Family planning is widely regarded as a human right that is necessary to creating gender equality and women’s empowerment as well as a means of poverty reduction and economic growth for many developing nations. Interestingly, however, this study examining perceptions of C-sections in Chiapas, Mexico found that many women also associated family planning with C-sections, a mentality that can be traced to the Mexican Ministry of Health’s Post-Obstetric Event Contraception Program (1995-2000), which encouraged and ingrained practices of implementing contraception use immediately after birth, particularly coupling the C-section and tubal ligation procedures. Considering the negative health outcomes of C-sections shown in the quantitative study and constraints to choice in family planning (i.e. questionably obtained consent, strained healthcare systems) shown in the qualitative study, I argue that is not ethical to continue to perform medically unnecessary C-sections for family planning purposes in Chiapas, Mexico.
It’s easy to forget the incredibly complex logistics that underlie how water gets to our taps every day.

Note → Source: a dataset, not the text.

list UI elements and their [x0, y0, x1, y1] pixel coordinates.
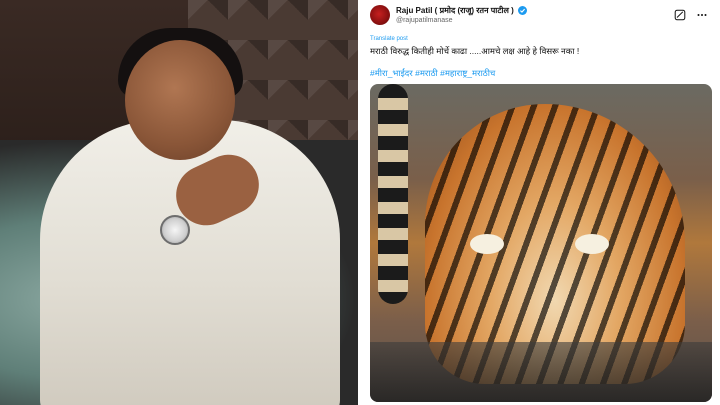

Even more difficult to comprehend is life without such easy access to water. So it’s easy to understand why who provides that access can raise ethical concerns: why would private interests be handed control over a town’s water supply? Decisions are not always that simple though, and governments often balance the desires of their citizens with hopes for efficiency through private partnerships.
This poster examines privatization in the form of concessions, asking whether privatized water supply and sewerage systems are better than public systems.
Laura’s presentation aims to identify gaps between the language used by lawmakers and by college students to define verbal sexual coercion. The study focuses on three coercion scripts to better understand how students discuss sexual coercion in everyday life.
In this study, Selina examines Christian research on the moral object of abortion, specifically the ways in which extenuating circumstances of pregnancy and environment impact the morality of decisions related to abortion.
Shannon studies the motivation for smokeless tobacco use of undergraduate members of male-dominated organizations on college campuses. In particular, the study looks at whether motivation for participating in a male-dominated organization, perception of peer use of smokeless tobacco, and conformity to masculine norms are related to smokeless tobacco use.
MARGARET DUNNE + ELEANOR BIRCH
Margaret Dunne (NHS’17) and Eleanor Birch (NHS’17), both International Health majors, first encountered the issue of Female Genital Mutilation/Cutting (FGM/C) — the non-medical partial or total removal of the external female genitalia or other injury to female genital organs — in a class at Georgetown on Maternal and Child Health.
Most FGM/C is performed by “traditional circumcisers,” but nearly one-fifth is performed by healthcare professionals in a practice known as “medicalized” FGM/C. The poster focuses on the moral responsibility of physicians and others involved in the practice, suggesting that there are no easy or quick answers in this domain.
Though both authors began their exploration firmly opposed to the medicalization of the practice, their research ultimately led them to reverse course, and their poster advocates medicalization as a harm-reduction technique and morally-acceptable intermediate step to the ultimate eradication of the practice.
2015 FIRST PRIZE WINNER
ROSA CUPPARI + ANNA BUTTACI + ANDREW MESHNICK
Rosa, Anna, and Andrew explore the bioethical issues surrounding the water crisis in Flint, Michigan—looking first at the American Academy of Pediatrics’ position on the role of physicians as activists for the health of children, and second, at the intersection of poverty, health, and democracy, and how this intersection affects local communities.
Their analysis concluded that the children of Flint will need decades of health interventions to support them well into adulthood, and made recommendations for best practices to those operating in the public advocacy and medical industries.
AMANDA FINNELL + HANNAH SMITH + KATHARINE MANGIALARDI
Amanda, Hannah, and Katharine analyze the increasing shortage of organ donations—responsible for up to 21 lost American lives per day and nearly 8,000 lives over the course of a year—to see if offering additional opportunities for college students to enroll as organ donors could function as a potential solution to this problem.
Their inquiry found primary ethical dilemmas surrounding organ transplantation arise from the shortage of available organs. Individuals are only actively solicited to become organ donors when they interact with the Department of Motor Vehicles (DMV).
They also concluded that there needs to be additional opportunities for organ donor enrollment to gain the organ donors needed to alleviate this organ shortage, adding that Georgetown University is currently working to institute a pilot program to pose this question to students. The results and effectiveness will be reported to national organ donation advocates with the intention to advance this potential solution nationally.